「ローストビーフとマッシュポテトにサラダとか。全然自分の知らない世界で、いろんな人と話して楽しくて。ありがとうと言われるのも嬉しかった」

 95年に日本のマッキンゼーに就職して帰国する。ボランティアをしてみようかと、電話帳を繰ってある団体をたずねてみた。NPOという言葉もない頃だ。「どのくらい来られるかと聞かれて、1カ月か2カ月に1度、と答えたら週に3日くらいでないと、毎回教えないといけないから、と言われて」

 米国ではスタッフがボランティアにいろいろと指示してくれた。日本はスタッフが足りないからそれができない。

「普通の社会人がボランティアを時々できるようになるといいなと。50歳になればそれができると思ったんです。結婚子育ても一段落し、社会のこともある程度わかっているだろうから」

 外資系のコンサルや投資会社で、事業の成長支援を中心にキャリアを積み重ね、50歳になった。

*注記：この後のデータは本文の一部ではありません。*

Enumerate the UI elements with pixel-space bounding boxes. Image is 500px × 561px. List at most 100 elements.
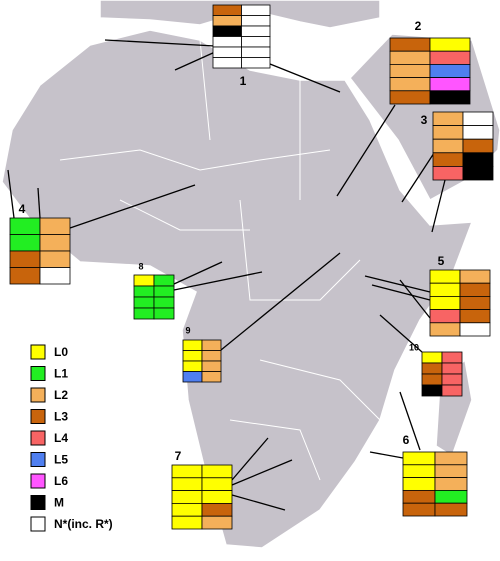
grid-cell xyxy=(212,15,242,27)
grid-cell xyxy=(459,282,491,297)
grid-cell xyxy=(212,4,242,16)
grid-cell xyxy=(459,322,491,337)
grid-cell xyxy=(201,360,222,372)
legend: L0 L1 L2 L3 L4 L5 L6 M N*(inc. R*) xyxy=(30,344,113,532)
grid-cell xyxy=(39,267,71,285)
grid-cell xyxy=(201,464,233,479)
grid-cell xyxy=(153,274,175,287)
grid-cell xyxy=(429,77,471,92)
grid-cell xyxy=(429,50,471,65)
grid-cell xyxy=(241,57,271,69)
region-number: 9 xyxy=(185,325,190,335)
grid-cell xyxy=(462,138,494,154)
grid-cell xyxy=(201,490,233,504)
region-labels: 1 2 3 4 5 6 7 8 9 10 xyxy=(19,19,445,463)
legend-label: L5 xyxy=(54,453,68,467)
grid-cell xyxy=(201,515,233,530)
region-number: 3 xyxy=(421,113,428,127)
region-number: 10 xyxy=(409,342,419,352)
grid-cell xyxy=(389,64,431,79)
region-number: 4 xyxy=(19,202,26,216)
legend-label: L0 xyxy=(54,345,68,359)
grid-cell xyxy=(9,234,41,252)
grid-cell xyxy=(201,339,222,351)
legend-swatch xyxy=(30,473,46,489)
grid-cell xyxy=(432,111,464,127)
grid-cell xyxy=(429,269,461,284)
grid-cell xyxy=(441,373,463,386)
grid-cell xyxy=(432,152,464,167)
grid-cell xyxy=(389,50,431,65)
region-number: 5 xyxy=(438,254,445,268)
region-number: 7 xyxy=(175,449,182,463)
legend-swatch xyxy=(30,495,46,510)
grid-cell xyxy=(133,285,155,298)
grid-cell xyxy=(441,351,463,364)
region-number: 6 xyxy=(403,433,410,447)
grid-cell xyxy=(429,64,471,79)
legend-swatch xyxy=(30,366,46,381)
grid-cell xyxy=(39,234,71,252)
grid-cell xyxy=(462,125,494,140)
grid-cell xyxy=(212,46,242,58)
grid-cell xyxy=(241,15,271,27)
grid-cell xyxy=(434,464,468,478)
grid-cell xyxy=(171,477,203,491)
grid-cell xyxy=(241,4,271,16)
grid-cell xyxy=(133,307,155,320)
grid-cell xyxy=(212,57,242,69)
grid-cell xyxy=(9,217,41,235)
legend-swatch xyxy=(30,516,46,532)
grid-cell xyxy=(421,384,443,397)
grid-cell xyxy=(429,322,461,337)
grid-cell xyxy=(201,371,222,383)
grid-cell xyxy=(171,490,203,504)
grid-cell xyxy=(201,477,233,491)
grid-cell xyxy=(9,267,41,285)
legend-swatch xyxy=(30,430,46,446)
grid-cell xyxy=(133,274,155,287)
legend-label: L3 xyxy=(54,410,68,424)
leader-lines xyxy=(7,39,446,511)
grid-cell xyxy=(402,477,436,491)
grid-cell xyxy=(429,295,461,310)
grid-cell xyxy=(212,36,242,48)
legend-label: L1 xyxy=(54,367,68,381)
grid-cell xyxy=(441,384,463,397)
grid-cell xyxy=(434,489,468,504)
grid-cell xyxy=(389,37,431,52)
grid-cell xyxy=(39,250,71,268)
grid-cell xyxy=(421,373,443,386)
region-number: 1 xyxy=(240,74,247,88)
legend-label: N*(inc. R*) xyxy=(54,517,113,531)
grid-cell xyxy=(171,515,203,530)
grid-cell xyxy=(441,362,463,375)
grid-cell xyxy=(432,125,464,140)
grid-cell xyxy=(402,451,436,466)
grid-cell xyxy=(182,350,203,362)
grid-cell xyxy=(432,165,464,181)
region-number: 2 xyxy=(415,19,422,33)
grid-cell xyxy=(462,111,494,127)
grid-cell xyxy=(201,502,233,517)
grid-cell xyxy=(171,502,203,517)
grid-cell xyxy=(429,90,471,105)
grid-cell xyxy=(462,152,494,167)
legend-swatch xyxy=(30,409,46,424)
grid-cell xyxy=(39,217,71,235)
grid-cell xyxy=(153,285,175,298)
grid-cell xyxy=(182,371,203,383)
grid-cell xyxy=(402,464,436,478)
grid-cell xyxy=(182,360,203,372)
grid-cell xyxy=(153,296,175,309)
region-grids xyxy=(9,4,494,530)
legend-label: L4 xyxy=(54,431,68,445)
grid-cell xyxy=(459,295,491,310)
legend-label: M xyxy=(54,496,64,510)
grid-cell xyxy=(212,25,242,37)
grid-cell xyxy=(459,269,491,284)
grid-cell xyxy=(182,339,203,351)
grid-cell xyxy=(153,307,175,320)
grid-cell xyxy=(429,282,461,297)
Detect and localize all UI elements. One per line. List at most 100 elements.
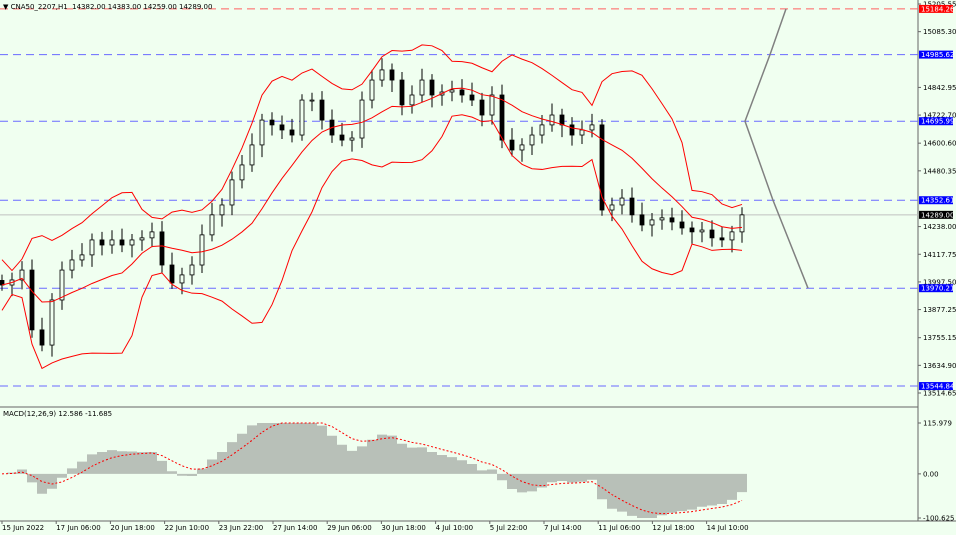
- candle-body: [279, 124, 285, 131]
- macd-signal-line: [1, 422, 743, 515]
- time-tick-label: 27 Jun 14:00: [273, 524, 317, 532]
- price-tick-label: 13877.25: [923, 306, 956, 314]
- candle-body: [399, 79, 405, 106]
- bollinger-middle: [1, 87, 743, 303]
- candle-body: [359, 99, 365, 139]
- level-price-label: 15184.26: [921, 5, 955, 13]
- ohlc-values: 14382.00 14383.00 14259.00 14289.00: [72, 3, 213, 11]
- time-tick-label: 22 Jun 10:00: [165, 524, 209, 532]
- candle-body: [29, 269, 35, 331]
- candle-body: [289, 129, 295, 136]
- candle-body: [539, 124, 545, 136]
- level-price-badge: [919, 117, 953, 126]
- candle-body: [189, 264, 195, 276]
- candle-body: [689, 227, 695, 233]
- candle-body: [409, 94, 415, 106]
- candle-body: [199, 234, 205, 266]
- price-tick-label: 13755.15: [923, 334, 956, 342]
- candle-body: [219, 204, 225, 216]
- price-tick-label: 14722.70: [923, 112, 956, 120]
- candle-body: [229, 179, 235, 206]
- collapse-triangle-icon[interactable]: ▼: [3, 3, 11, 11]
- candle-body: [139, 237, 145, 241]
- candle-body: [559, 114, 565, 126]
- level-price-label: 14352.61: [921, 197, 954, 205]
- projection-arrow-up: [744, 8, 787, 122]
- candle-body: [149, 231, 155, 239]
- level-price-label: 13970.21: [921, 285, 954, 293]
- candle-body: [339, 134, 345, 141]
- candle-body: [269, 119, 275, 126]
- macd-tick-label: -100.625: [923, 515, 954, 523]
- time-tick-label: 7 Jul 14:00: [544, 524, 582, 532]
- time-tick-label: 12 Jul 18:00: [652, 524, 694, 532]
- candle-body: [649, 219, 655, 226]
- candle-body: [419, 79, 425, 96]
- candle-body: [589, 124, 595, 131]
- projection-arrow-down: [744, 120, 809, 289]
- candle-body: [379, 69, 385, 81]
- candle-body: [619, 197, 625, 206]
- candle-body: [119, 239, 125, 246]
- candle-body: [669, 217, 675, 223]
- current-price-badge: [919, 210, 953, 219]
- price-tick-label: 13634.90: [923, 362, 956, 370]
- candle-body: [449, 89, 455, 93]
- candle-body: [299, 99, 305, 136]
- macd-label: MACD(12,26,9) 12.586 -11.685: [3, 410, 113, 418]
- candle-body: [319, 99, 325, 121]
- time-tick-label: 17 Jun 06:00: [56, 524, 100, 532]
- price-tick-label: 15085.30: [923, 28, 956, 36]
- candle-body: [579, 129, 585, 136]
- time-tick-label: 14 Jul 10:00: [707, 524, 749, 532]
- candle-body: [569, 124, 575, 136]
- candle-body: [249, 144, 255, 166]
- candle-body: [699, 229, 705, 233]
- candle-body: [659, 217, 665, 221]
- candle-body: [719, 237, 725, 241]
- chart-header: ▼ CNA50_2207,H1 14382.00 14383.00 14259.…: [3, 3, 212, 11]
- candle-body: [509, 139, 515, 151]
- candle-body: [69, 259, 75, 271]
- time-tick-label: 30 Jun 18:00: [381, 524, 425, 532]
- candle-body: [79, 254, 85, 261]
- candle-body: [259, 119, 265, 146]
- price-tick-label: 13997.50: [923, 278, 956, 286]
- candle-body: [129, 239, 135, 246]
- time-tick-label: 11 Jul 06:00: [598, 524, 640, 532]
- candle-body: [39, 329, 45, 346]
- price-tick-label: 14480.35: [923, 167, 956, 175]
- candle-body: [49, 299, 55, 346]
- symbol-timeframe: CNA50_2207,H1: [10, 3, 68, 11]
- candle-body: [479, 99, 485, 116]
- time-tick-label: 5 Jul 22:00: [490, 524, 528, 532]
- candle-body: [519, 144, 525, 151]
- candle-body: [209, 214, 215, 236]
- price-tick-label: 14238.00: [923, 223, 956, 231]
- candle-body: [19, 269, 25, 281]
- price-tick-label: 15205.55: [923, 1, 956, 9]
- candle-body: [369, 79, 375, 101]
- candle-body: [89, 239, 95, 256]
- candle-body: [169, 264, 175, 284]
- candle-body: [529, 134, 535, 146]
- price-tick-label: 14600.60: [923, 140, 956, 148]
- macd-tick-label: 115.979: [923, 420, 952, 428]
- candle-body: [679, 221, 685, 229]
- time-tick-label: 23 Jun 22:00: [219, 524, 263, 532]
- level-price-label: 14985.62: [921, 51, 954, 59]
- candle-body: [729, 231, 735, 241]
- candle-body: [609, 204, 615, 211]
- time-tick-label: 29 Jun 06:00: [327, 524, 371, 532]
- candle-body: [429, 79, 435, 96]
- candle-body: [459, 89, 465, 96]
- candle-body: [159, 231, 165, 266]
- candle-body: [389, 69, 395, 81]
- price-tick-label: 14842.95: [923, 84, 956, 92]
- time-tick-label: 20 Jun 18:00: [110, 524, 154, 532]
- candle-body: [349, 137, 355, 141]
- candle-body: [109, 239, 115, 246]
- candle-body: [99, 239, 105, 246]
- candle-body: [239, 164, 245, 181]
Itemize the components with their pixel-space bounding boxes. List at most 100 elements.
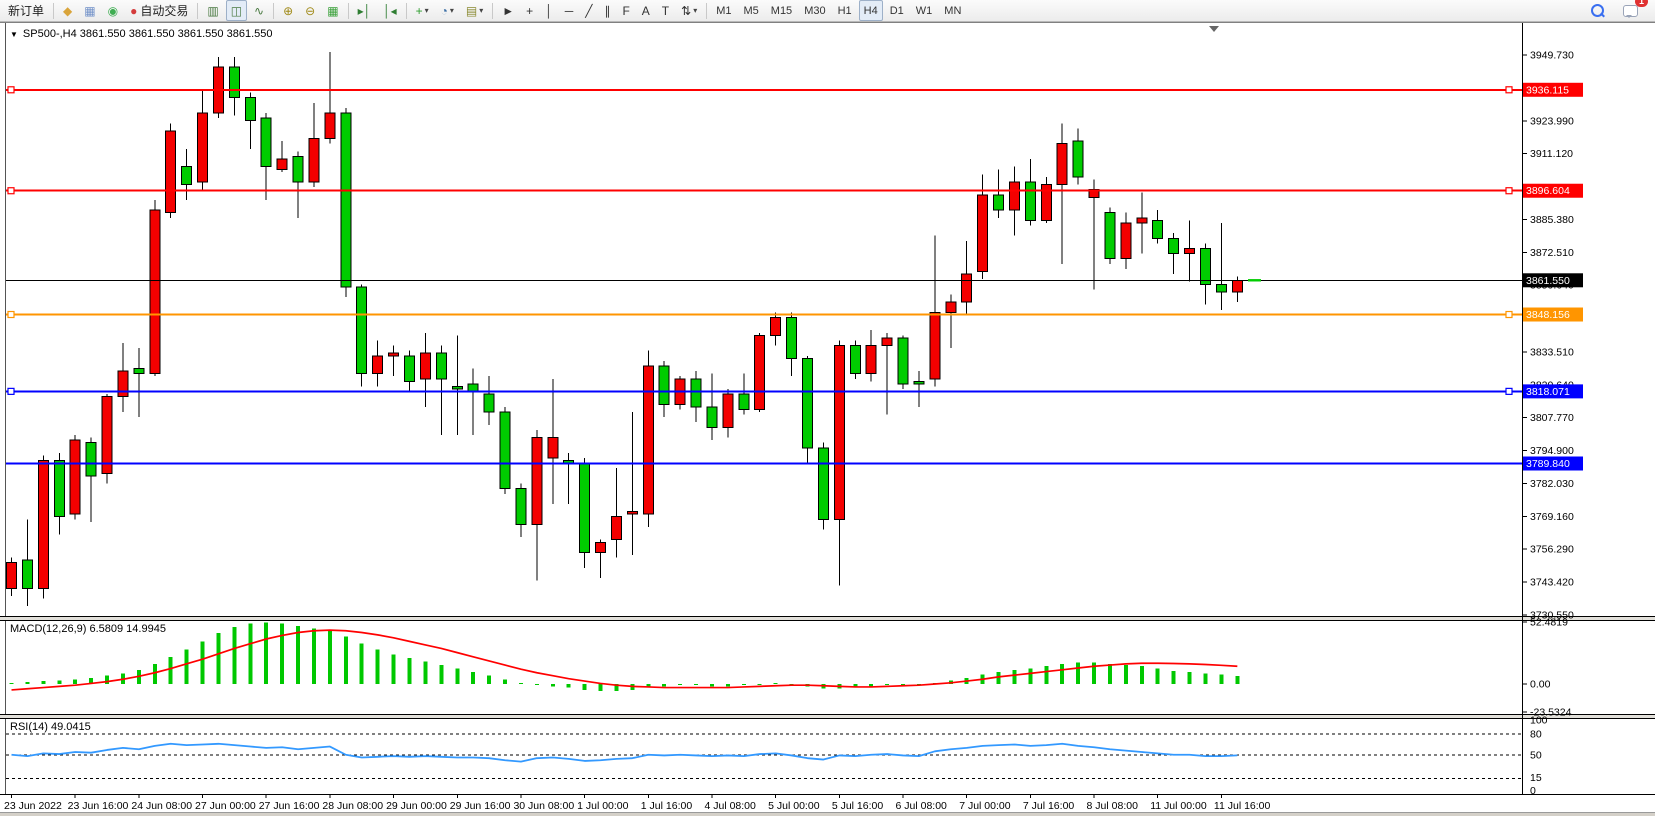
candle <box>610 516 622 541</box>
svg-text:0: 0 <box>1530 785 1536 797</box>
channel-icon[interactable]: ∥ <box>599 0 615 21</box>
candle <box>372 355 384 375</box>
timeframe-label: M5 <box>743 4 759 17</box>
period-icon[interactable]: ◔ ▾ <box>436 0 459 21</box>
arrows-icon[interactable]: ⇅ ▾ <box>676 0 702 21</box>
pane-splitter[interactable] <box>0 715 1655 718</box>
macd-histogram-bar <box>901 684 906 686</box>
candle <box>356 286 368 375</box>
timeframe-button-d1[interactable]: D1 <box>885 0 909 21</box>
line-handle[interactable] <box>1505 310 1513 319</box>
time-axis-label: 24 Jun 08:00 <box>131 800 192 812</box>
crosshair-icon[interactable]: + <box>521 0 538 21</box>
candlestick-chart-icon[interactable]: ◫ <box>225 0 248 21</box>
time-axis-label: 7 Jul 16:00 <box>1023 800 1075 812</box>
candle <box>404 355 415 382</box>
chevron-down-icon[interactable]: ▾ <box>424 6 429 15</box>
time-axis-label: 23 Jun 2022 <box>4 800 62 812</box>
svg-text:3794.900: 3794.900 <box>1530 445 1574 457</box>
new-order-button[interactable]: 新订单 <box>3 0 49 21</box>
time-axis-label: 27 Jun 16:00 <box>259 800 320 812</box>
macd-histogram-bar <box>694 684 699 686</box>
macd-histogram-bar <box>709 684 714 687</box>
gold-coins-icon[interactable]: ◆ <box>58 0 77 21</box>
line-handle[interactable] <box>1505 86 1513 94</box>
horizontal-line-icon[interactable]: ─ <box>560 0 579 21</box>
macd-histogram-bar <box>216 633 221 684</box>
timeframe-button-h1[interactable]: H1 <box>833 0 857 21</box>
trendline-icon[interactable]: ╱ <box>580 0 597 21</box>
line-handle[interactable] <box>7 86 15 94</box>
chevron-down-icon[interactable]: ▾ <box>693 6 698 15</box>
candle <box>1184 247 1196 255</box>
text-icon[interactable]: A <box>637 0 655 21</box>
signal-icon[interactable]: ◉ <box>103 0 123 21</box>
line-handle[interactable] <box>1505 387 1513 395</box>
line-handle[interactable] <box>7 187 15 195</box>
macd-histogram-bar <box>885 684 890 686</box>
timeframe-button-mn[interactable]: MN <box>939 0 966 21</box>
chevron-down-icon[interactable]: ▾ <box>479 6 484 15</box>
timeframe-button-m30[interactable]: M30 <box>799 0 830 21</box>
candle <box>1120 222 1132 260</box>
timeframe-button-h4[interactable]: H4 <box>858 0 883 21</box>
toolbar-separator <box>53 2 55 19</box>
candle <box>69 439 81 515</box>
search-button[interactable] <box>1586 0 1609 21</box>
macd-histogram-bar <box>1171 670 1176 684</box>
candle <box>149 209 161 375</box>
zoom-in-icon[interactable]: ⊕ <box>278 0 298 21</box>
macd-histogram-bar <box>89 678 94 684</box>
candle <box>499 411 511 490</box>
line-chart-icon[interactable]: ∿ <box>249 0 269 21</box>
horizontal-lines[interactable] <box>6 86 1522 465</box>
time-axis[interactable]: 23 Jun 2022 23 Jun 16:00 24 Jun 08:00 27 Ju… <box>4 794 1271 812</box>
timeframe-button-m5[interactable]: M5 <box>739 0 764 21</box>
price-label <box>1523 307 1583 322</box>
template-icon: ▤ <box>465 3 478 18</box>
text-label-icon[interactable]: T <box>657 0 674 21</box>
timeframe-button-w1[interactable]: W1 <box>911 0 938 21</box>
timeframe-button-m15[interactable]: M15 <box>766 0 797 21</box>
candle <box>738 393 750 410</box>
candle <box>658 365 670 405</box>
vertical-line-icon[interactable]: │ <box>540 0 558 21</box>
notifications-button[interactable]: 1 <box>1618 0 1648 21</box>
time-axis-label: 1 Jul 16:00 <box>641 800 693 812</box>
chevron-down-icon[interactable]: ▾ <box>449 6 454 15</box>
candle <box>165 130 177 214</box>
line-handle[interactable] <box>7 387 15 395</box>
macd-histogram-bar <box>41 681 46 684</box>
new-chart-icon[interactable]: + ▾ <box>411 0 434 21</box>
svg-text:-23.5324: -23.5324 <box>1530 706 1572 718</box>
macd-histogram-bar <box>1123 665 1128 684</box>
line-handle[interactable] <box>1505 187 1513 195</box>
bar-chart-icon[interactable]: ▥ <box>202 0 223 21</box>
auto-scroll-icon[interactable]: ▸│ <box>353 0 377 21</box>
timeframe-button-m1[interactable]: M1 <box>711 0 736 21</box>
candle <box>1152 219 1164 239</box>
candles <box>6 51 1243 607</box>
candle <box>786 316 798 359</box>
zoom-out-icon[interactable]: ⊖ <box>300 0 320 21</box>
fibonacci-icon[interactable]: F <box>617 0 634 21</box>
macd-histogram-bar <box>73 679 78 684</box>
macd-pane: 52.4819 0.00 -23.5324 <box>9 616 1572 718</box>
pane-splitter[interactable] <box>0 617 1655 620</box>
auto-trading-button[interactable]: ● 自动交易 <box>125 0 193 21</box>
line-handle[interactable] <box>7 310 15 319</box>
macd-histogram-bar <box>1028 668 1033 684</box>
svg-text:3782.030: 3782.030 <box>1530 478 1574 490</box>
svg-text:3730.550: 3730.550 <box>1530 609 1574 621</box>
chart-canvas[interactable]: 3949.730 3923.990 3911.120 3885.380 3872.510… <box>0 23 1655 816</box>
chart-shift-icon[interactable]: │◂ <box>378 0 402 21</box>
chart-shift-marker[interactable] <box>1209 26 1219 32</box>
candle <box>244 97 256 122</box>
toolbar-separator <box>273 2 275 19</box>
template-icon[interactable]: ▤ ▾ <box>461 0 488 21</box>
market-watch-icon[interactable]: ▦ <box>79 0 100 21</box>
timeframe-label: MN <box>944 4 962 17</box>
cursor-icon[interactable]: ► <box>497 0 519 21</box>
macd-histogram-bar <box>375 649 380 684</box>
tile-windows-icon[interactable]: ▦ <box>322 0 343 21</box>
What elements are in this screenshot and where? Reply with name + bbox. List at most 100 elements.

調べると日本のNPOを取り巻く状況も変わり、ビジネス界の人々がNPOを支援する団体も増えていた。そういった団体の一つソーシャル・インベストメント・パートナーズ(SIP)に関わり始めた。

 だが、企業を支援する仕事も続けたかった。

「人が足りないというので、『引退した人たちを雇ったら?』と言ったら、『世代ギャップがあるし、手を動かせない』と言われて。もし引退まで待って、『必要ない』と言われたら、人生最大の後悔」

 やるなら50代の今しかない。そこで半々でやってみようと18年末で会社をやめ、フリーのコンサルをしながらSIPの仕事を始めた。

 SIPも業務拡大期にあたり、結局7月に代表理事兼CEOに就任、全力を注ぐことになった。チャンス・フォー・チルドレンという、子どもたちの学習援助を行う団体の経営支援を始めたところだ。

 共通するのは「米国」だ。社会貢献先進国である米国で教育を受け、NPOを体験して、その後の人生に生かしている。そして、人生後半をどう満たし、体力も知力も充実した50代を何に捧げるかについて向き合った結果、社会貢献を選んでいる。